As an aside, this was one of the great draws that brought my co-founder and I together. It was clear from working with her that she valued an equal thought partner. She wanted someone who would challenge her on business and product direction. And I encourage her to challenge me about the analysis and benefits of my decisions on our technical stack.
Follow your feelings
As a co-founder or early stage employee, you’re going to be putting in a lot of time with your fellow founder(s). Having a framework and spending time with the team as I’ve outlined helps. But it’s also important to do a gut check and see how you feel working for a startup and with your potential partners.
One of the opportunities I pursued was with someone I had enjoyed working with in the past. We were excited about the area the company was tackling and both of us wanted to explore working together again. But as we took some time and started to work together again, I realized the startup environment was different. Personality traits that previously were minor quirks were amplified to major irritations when we were working in small, close quarters. On multiple occasions I felt belittled and ignored, and I realized how different our relationship would be in this environment. While things looked good on paper, the experience left me feeling sad and frustrated. Despite the good personal connection, I followed my feelings to explore different options.
Evaluate from the head
Because I was looking at early companies, there were a lot of unknowns and a lot of risk. It was just as easy to fall in love with an opportunity as it was to find holes. Working with the team and monitoring my feelings helped, but it still left me with doubts about the move.

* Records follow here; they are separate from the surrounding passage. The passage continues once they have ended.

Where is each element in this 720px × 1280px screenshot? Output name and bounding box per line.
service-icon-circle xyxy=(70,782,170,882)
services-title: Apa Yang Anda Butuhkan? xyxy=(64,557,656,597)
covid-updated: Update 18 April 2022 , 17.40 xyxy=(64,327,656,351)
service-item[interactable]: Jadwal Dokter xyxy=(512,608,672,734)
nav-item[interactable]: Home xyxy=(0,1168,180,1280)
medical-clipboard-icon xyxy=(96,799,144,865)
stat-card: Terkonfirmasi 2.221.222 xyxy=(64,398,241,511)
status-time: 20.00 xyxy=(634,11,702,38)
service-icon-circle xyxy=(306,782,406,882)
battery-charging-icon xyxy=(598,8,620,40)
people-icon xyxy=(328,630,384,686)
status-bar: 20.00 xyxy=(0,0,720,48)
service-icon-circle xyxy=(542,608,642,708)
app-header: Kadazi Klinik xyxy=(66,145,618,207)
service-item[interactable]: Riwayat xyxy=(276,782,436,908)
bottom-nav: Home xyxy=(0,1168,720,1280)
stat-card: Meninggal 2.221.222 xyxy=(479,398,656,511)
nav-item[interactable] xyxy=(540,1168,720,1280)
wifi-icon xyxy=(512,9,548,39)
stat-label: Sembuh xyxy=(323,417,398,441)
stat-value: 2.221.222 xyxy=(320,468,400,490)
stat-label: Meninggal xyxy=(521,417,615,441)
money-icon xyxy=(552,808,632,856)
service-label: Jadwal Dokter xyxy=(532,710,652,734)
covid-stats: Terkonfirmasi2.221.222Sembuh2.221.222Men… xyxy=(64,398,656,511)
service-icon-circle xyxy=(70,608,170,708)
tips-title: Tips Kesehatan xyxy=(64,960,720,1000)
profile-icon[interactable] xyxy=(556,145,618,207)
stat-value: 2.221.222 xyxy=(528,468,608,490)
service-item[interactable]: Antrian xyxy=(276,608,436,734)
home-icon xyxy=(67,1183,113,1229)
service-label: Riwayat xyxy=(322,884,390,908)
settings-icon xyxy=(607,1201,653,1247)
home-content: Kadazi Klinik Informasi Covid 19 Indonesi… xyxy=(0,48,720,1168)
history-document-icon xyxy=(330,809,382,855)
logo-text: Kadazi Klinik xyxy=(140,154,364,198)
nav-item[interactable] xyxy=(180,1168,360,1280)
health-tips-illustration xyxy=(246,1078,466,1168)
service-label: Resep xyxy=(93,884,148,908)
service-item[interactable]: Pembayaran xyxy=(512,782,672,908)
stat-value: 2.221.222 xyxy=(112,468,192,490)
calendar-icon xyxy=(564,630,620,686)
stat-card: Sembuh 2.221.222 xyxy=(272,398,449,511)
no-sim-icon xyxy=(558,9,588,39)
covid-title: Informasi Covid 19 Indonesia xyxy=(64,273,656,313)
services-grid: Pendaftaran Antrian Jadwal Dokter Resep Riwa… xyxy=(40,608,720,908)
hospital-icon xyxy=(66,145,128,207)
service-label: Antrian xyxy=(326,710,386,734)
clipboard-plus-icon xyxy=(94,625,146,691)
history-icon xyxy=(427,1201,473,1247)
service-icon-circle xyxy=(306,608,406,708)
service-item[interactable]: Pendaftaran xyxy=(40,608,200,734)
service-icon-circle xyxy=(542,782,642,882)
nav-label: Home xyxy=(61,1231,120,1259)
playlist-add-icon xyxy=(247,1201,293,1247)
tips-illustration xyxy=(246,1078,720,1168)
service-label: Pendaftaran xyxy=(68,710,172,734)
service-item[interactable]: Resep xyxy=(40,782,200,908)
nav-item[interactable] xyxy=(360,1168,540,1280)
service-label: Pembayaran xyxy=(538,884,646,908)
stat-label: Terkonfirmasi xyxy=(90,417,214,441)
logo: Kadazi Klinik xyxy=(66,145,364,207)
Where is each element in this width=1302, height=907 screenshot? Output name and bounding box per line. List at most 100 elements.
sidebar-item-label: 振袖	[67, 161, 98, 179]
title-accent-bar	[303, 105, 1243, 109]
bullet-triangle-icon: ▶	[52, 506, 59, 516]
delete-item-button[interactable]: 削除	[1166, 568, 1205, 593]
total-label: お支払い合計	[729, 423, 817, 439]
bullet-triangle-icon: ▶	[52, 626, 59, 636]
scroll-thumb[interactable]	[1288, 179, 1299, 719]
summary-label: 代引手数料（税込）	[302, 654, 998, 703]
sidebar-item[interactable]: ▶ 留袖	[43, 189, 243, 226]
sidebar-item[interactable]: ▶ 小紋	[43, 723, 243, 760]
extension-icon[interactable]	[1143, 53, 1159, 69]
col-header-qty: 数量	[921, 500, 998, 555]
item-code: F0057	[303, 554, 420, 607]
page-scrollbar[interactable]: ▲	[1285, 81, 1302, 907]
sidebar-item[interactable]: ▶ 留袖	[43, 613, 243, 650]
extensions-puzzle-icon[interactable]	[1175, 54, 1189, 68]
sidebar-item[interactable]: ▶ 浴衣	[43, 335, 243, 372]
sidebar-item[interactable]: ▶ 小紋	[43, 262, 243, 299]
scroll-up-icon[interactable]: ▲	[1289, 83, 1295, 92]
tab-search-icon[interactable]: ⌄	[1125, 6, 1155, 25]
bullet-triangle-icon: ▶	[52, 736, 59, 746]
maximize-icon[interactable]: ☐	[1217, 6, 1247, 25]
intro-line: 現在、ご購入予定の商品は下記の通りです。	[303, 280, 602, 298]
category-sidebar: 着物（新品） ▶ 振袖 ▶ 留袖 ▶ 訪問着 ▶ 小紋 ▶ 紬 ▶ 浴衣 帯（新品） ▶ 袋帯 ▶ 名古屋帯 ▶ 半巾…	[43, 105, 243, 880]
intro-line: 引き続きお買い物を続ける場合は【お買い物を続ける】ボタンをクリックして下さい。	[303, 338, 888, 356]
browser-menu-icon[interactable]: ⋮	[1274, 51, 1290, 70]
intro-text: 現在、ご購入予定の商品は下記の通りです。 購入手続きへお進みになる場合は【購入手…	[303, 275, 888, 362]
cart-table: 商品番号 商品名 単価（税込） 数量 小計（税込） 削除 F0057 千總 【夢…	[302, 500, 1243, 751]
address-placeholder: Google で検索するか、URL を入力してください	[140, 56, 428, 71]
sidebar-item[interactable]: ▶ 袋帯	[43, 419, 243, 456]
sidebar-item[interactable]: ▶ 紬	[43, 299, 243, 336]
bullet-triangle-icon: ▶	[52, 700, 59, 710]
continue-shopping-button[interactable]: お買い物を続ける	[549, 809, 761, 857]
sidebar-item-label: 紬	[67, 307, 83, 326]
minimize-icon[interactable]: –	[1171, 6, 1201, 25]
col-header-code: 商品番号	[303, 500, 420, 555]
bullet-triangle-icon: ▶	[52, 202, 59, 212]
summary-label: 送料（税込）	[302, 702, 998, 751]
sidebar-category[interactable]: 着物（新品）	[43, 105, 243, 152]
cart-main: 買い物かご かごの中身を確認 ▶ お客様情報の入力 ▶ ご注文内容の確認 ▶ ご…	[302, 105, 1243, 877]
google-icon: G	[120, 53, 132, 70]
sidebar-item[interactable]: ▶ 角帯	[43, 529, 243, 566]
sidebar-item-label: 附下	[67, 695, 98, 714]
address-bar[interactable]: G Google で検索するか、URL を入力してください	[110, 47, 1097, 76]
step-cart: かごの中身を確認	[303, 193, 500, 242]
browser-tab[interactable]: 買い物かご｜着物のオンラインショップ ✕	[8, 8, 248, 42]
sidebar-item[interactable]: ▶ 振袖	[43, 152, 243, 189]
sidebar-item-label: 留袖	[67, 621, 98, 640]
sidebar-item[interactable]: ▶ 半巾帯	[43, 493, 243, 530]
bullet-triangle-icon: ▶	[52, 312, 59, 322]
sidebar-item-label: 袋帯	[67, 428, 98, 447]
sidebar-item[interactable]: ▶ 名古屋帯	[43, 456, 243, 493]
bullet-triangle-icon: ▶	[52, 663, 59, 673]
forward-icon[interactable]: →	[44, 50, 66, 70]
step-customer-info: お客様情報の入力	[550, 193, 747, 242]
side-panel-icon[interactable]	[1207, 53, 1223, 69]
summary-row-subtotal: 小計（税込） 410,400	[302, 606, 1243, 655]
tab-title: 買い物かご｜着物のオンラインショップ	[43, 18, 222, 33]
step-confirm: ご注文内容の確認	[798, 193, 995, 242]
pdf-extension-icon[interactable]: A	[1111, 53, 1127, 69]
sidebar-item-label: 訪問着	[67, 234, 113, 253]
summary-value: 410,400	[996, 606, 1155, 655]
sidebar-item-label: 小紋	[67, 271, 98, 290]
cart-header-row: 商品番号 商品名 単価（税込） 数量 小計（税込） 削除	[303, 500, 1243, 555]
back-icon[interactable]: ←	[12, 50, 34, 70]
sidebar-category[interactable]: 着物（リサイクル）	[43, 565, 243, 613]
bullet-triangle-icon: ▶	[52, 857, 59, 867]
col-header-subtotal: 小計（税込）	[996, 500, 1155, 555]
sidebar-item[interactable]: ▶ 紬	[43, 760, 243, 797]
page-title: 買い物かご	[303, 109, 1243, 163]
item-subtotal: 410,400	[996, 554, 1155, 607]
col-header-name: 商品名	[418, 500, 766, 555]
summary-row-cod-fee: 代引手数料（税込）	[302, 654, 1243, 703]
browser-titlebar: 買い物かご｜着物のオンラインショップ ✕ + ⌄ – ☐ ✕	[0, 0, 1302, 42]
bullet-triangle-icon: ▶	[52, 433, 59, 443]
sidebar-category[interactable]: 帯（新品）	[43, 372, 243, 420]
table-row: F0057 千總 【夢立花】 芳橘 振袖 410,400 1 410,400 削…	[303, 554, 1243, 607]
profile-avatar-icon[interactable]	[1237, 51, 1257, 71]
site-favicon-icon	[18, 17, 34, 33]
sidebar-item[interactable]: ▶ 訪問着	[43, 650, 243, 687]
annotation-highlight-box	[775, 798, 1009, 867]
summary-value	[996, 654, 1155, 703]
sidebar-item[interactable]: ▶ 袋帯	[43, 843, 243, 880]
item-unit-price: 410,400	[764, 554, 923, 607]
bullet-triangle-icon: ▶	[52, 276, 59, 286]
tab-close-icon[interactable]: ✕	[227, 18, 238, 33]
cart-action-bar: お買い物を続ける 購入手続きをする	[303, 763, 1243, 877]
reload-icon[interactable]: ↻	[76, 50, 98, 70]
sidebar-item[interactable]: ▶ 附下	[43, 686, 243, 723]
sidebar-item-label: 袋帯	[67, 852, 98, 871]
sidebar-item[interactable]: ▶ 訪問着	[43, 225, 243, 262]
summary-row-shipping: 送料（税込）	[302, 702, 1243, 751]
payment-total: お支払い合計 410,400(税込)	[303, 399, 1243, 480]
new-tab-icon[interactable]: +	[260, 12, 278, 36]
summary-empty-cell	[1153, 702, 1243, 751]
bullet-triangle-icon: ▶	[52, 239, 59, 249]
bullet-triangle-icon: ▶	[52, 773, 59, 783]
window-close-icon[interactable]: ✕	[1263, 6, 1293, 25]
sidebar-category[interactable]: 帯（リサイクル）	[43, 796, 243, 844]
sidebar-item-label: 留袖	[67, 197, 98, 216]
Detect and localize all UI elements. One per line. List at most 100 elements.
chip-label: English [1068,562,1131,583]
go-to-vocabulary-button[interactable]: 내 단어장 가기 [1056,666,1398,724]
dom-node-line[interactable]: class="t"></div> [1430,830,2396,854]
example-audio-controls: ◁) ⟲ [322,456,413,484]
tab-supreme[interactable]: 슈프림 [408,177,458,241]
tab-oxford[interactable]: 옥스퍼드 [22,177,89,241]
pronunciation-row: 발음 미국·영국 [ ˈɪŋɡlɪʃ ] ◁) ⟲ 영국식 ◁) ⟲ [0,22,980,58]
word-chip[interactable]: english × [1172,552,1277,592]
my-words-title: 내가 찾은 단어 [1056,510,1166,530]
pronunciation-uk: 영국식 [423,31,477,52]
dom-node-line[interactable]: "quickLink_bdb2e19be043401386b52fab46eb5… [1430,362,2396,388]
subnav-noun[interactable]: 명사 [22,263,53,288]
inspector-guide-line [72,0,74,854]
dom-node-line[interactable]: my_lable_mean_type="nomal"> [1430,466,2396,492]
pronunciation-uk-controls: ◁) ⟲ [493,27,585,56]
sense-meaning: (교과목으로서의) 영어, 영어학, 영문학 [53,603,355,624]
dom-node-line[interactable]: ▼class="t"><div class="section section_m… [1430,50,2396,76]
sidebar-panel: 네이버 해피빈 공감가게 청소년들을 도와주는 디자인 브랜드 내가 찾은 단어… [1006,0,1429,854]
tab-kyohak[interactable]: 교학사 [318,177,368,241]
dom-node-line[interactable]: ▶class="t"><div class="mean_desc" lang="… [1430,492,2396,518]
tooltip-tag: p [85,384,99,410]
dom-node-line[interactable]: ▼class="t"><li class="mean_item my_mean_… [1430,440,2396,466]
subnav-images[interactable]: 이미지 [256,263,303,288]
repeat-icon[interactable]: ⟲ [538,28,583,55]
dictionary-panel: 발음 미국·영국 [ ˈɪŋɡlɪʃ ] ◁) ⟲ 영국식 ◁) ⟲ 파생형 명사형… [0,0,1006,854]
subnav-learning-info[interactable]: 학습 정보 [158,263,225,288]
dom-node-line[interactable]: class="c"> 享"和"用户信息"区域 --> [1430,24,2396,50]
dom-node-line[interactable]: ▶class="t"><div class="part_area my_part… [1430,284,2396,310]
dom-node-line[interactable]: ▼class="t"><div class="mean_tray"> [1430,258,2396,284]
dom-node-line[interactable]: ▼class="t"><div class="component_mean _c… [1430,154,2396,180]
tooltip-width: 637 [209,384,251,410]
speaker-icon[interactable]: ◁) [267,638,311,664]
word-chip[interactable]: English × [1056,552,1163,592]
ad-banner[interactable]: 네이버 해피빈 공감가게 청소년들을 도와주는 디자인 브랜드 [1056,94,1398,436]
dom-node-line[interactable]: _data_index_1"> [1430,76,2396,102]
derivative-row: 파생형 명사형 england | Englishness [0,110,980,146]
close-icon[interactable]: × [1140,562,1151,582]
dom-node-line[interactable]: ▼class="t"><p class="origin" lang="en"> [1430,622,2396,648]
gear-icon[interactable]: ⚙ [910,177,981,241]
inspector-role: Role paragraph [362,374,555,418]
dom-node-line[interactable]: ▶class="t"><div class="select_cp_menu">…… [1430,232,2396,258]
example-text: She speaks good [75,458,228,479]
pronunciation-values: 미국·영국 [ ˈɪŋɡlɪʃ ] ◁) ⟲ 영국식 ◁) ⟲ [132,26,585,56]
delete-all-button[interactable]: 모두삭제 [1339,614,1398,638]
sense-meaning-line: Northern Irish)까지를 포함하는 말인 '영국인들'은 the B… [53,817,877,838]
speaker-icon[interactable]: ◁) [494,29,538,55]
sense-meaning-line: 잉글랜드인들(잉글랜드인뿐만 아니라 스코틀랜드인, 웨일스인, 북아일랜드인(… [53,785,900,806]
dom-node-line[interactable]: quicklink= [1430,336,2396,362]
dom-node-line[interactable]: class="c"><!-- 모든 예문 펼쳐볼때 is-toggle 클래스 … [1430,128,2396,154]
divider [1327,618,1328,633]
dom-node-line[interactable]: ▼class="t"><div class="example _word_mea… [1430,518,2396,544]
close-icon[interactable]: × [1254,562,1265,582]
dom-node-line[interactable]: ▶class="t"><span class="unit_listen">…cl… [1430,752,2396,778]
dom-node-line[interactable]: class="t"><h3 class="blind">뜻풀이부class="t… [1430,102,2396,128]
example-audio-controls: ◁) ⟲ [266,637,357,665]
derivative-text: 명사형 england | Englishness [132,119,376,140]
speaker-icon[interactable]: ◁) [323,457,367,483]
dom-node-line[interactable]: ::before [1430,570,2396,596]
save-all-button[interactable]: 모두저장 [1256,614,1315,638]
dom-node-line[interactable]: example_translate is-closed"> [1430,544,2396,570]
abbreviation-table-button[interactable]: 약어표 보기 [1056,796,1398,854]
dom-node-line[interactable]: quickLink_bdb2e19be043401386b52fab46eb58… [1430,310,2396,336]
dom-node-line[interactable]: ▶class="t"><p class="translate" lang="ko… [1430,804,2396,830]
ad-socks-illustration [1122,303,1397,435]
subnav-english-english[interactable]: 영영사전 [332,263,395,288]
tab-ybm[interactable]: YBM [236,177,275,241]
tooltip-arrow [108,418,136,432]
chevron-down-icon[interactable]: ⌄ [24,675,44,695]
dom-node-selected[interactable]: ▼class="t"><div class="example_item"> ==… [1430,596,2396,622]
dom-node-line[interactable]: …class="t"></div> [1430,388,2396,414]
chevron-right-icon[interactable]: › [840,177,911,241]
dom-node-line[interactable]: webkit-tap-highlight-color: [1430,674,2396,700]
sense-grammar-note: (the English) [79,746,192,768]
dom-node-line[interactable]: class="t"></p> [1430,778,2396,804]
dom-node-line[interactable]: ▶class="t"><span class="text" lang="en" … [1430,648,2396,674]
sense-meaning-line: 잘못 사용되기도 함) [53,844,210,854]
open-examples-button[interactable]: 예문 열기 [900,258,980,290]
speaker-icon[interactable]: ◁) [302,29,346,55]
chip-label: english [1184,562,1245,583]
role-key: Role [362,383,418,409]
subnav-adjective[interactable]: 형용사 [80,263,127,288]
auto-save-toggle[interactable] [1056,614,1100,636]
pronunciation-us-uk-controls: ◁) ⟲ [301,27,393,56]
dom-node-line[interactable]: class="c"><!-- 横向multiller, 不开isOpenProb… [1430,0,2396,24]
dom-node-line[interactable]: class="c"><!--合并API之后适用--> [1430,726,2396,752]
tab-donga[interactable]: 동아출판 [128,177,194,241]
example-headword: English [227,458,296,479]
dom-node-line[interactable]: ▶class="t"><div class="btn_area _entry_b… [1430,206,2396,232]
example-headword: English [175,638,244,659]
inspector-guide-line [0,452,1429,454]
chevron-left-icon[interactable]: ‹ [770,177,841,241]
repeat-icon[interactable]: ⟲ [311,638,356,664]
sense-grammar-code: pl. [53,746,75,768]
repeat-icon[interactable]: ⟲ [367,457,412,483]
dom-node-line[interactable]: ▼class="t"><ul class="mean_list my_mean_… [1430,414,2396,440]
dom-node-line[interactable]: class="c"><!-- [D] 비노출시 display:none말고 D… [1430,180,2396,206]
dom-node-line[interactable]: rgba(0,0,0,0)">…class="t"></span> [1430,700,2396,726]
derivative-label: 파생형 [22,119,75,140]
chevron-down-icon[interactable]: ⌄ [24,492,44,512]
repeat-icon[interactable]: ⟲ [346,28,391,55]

I decided to follow a technique that one of my previous managers uses in helping guide difficult decisions which he calls “what do you have to believe.” You make a list of statements that you would need to believe in order for you to say “yes” to a decision. Then you find ways to prove or disprove them. I did that to help me narrow a few opportunities, reminding myself that “none of the above” was also a valid choice. For each statement, I then thought about ways that I could test them to believe. For example, in one case, one of my statements was “We can find a secret sauce to differentiate the business.” I decided to do a brainstorming session to list different ideas and understand how we would test them. This allowed me to see whether there was a rich list of items and opportunities, or whether we were stuck before I started.
Take a leap of faith
When all is said and done, you can over-analyze an opportunity to death. Despite the fast pace of a startup environment, I was grateful that everyone I talked with gave me time to explore. After all, they were taking a big step bringing on a co-founder and needed to run through their own evaluation with me!
If you find you’re compatible with your co-founder(s), and find in your heart and in your head that this opportunity will give you what you’re looking for, take that leap of faith and pull the trigger.
You may never be 100% sure that this is the right move for you. But if you find that you are compatible with your co-founder(s), if you’ve worked with them and find in your heart and in your head that this opportunity will give you what you’re looking for, if you’ve done the financial analysis and have the support of your loved ones, then by all means take that leap of faith and pull the trigger.
My LegUp journey is still unfolding. I don’t know if we’ll make it or how things will work moving forward. But I am enjoying the ride with my co-founder and others involved. Onwards and upwards!